Gee, Should We Eat Ghee?
A Bite-Size Read for Your Health and Your Waistline
You’ve heard of butter, margarine, and “I Can’t Believe It’s Not Butter!”, but have you heard of ghee? It’s a lactose-free butter alternative that many swear by. Ghee may sound new to you, but it’s been used for centuries by several cultures (primarily India) as a cooking oil and ingredient as well as an ayurvedic medicine. Now though, it’s catching on in different parts of the world because it’s thought to be a great source of healthful fat and other nutrients. Should you follow the trend and throw a jar of ghee into your shopping cart the next time you’re at the store?
Before we get into the pros and cons of ghee, let’s discuss more in depth what makes it different from butter and other alternatives. Ghee is a form of clarified butter, which is created by heating butter until the water evaporates. If you just want to make clarified butter, you only cook it until the milk solids separate from the liquid fat. You get ghee when you continue to cook those milk solids until they caramelize. Then you remove the solids, leaving only oil (the ghee!). Skimming off the floating white whey that rises to the top during this process is what makes ghee lactose-free. Win #1?
Being lactose-free is one of ghee’s major selling points, but it also boasts a number of other benefits.
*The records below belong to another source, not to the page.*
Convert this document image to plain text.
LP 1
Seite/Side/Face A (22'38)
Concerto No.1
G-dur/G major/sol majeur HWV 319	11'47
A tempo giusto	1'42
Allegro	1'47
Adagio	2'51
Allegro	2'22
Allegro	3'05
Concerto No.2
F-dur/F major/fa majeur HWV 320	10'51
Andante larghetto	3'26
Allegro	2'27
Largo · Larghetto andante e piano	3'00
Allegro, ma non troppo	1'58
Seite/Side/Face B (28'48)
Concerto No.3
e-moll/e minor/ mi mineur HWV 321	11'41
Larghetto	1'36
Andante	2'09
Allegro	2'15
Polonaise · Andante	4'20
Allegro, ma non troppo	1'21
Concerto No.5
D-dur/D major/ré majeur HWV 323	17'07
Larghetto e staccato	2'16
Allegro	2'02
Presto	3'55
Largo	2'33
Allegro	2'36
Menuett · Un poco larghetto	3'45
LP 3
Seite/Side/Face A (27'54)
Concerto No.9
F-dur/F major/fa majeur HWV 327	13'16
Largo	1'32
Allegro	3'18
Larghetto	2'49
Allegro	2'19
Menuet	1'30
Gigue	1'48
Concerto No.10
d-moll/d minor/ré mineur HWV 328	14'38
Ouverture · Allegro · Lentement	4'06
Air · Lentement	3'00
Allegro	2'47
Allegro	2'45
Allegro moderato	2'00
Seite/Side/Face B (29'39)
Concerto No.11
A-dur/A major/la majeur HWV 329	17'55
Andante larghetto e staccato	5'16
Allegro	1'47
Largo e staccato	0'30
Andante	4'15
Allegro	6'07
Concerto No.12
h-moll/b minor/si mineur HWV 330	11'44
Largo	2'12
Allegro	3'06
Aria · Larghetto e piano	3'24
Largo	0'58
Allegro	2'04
Ghee is shelf stable, which means it doesn’t have to be refrigerated like butter. Perfect for your trip, packed lunch or parts of the world where refrigeration is more challenging. It also has a higher smoke point than butter. The smoke point is when food begins to burn at which point it loses its health benefits and can actually become detrimental to your health; having a higher one is good! Smoke points are discussed further in my article on olive oil. Ghee also contains butyrate like butter, which is a fatty acid that behaves as energy for the cells in our intestines. This sounds great at first — for both ghee and butter, however, you’d have to eat SO MUCH to benefit from the butyrate, the saturated fat consumed could basically defeat the purpose.
Butter and ghee are similar in their nutrition facts: a tablespoon of butter has roughly 100 calories, negligible amounts of vitamins E, B12, and K, and 11.5 grams of fat (63% of that is saturated). Ghee has even more saturated fat. Given this, I recommend using avocado, walnut, or olive oil for cooking in combination with ghee, if you’d like to add it to your repertoire. These oils and nuts will give our body healthful fats and protein it needs.
All in all, if you’re looking for a lactose-free butter alternative, ghee’s everything you need. All of the other benefits of ghee can be found in greater amounts in other healthful fats such as nuts, avocado, walnut, and olive oil. Nevertheless, on occasion, ghee might be the perfect fit. Maybe your next movie night will feature popcorn with a little drizzle of ghee!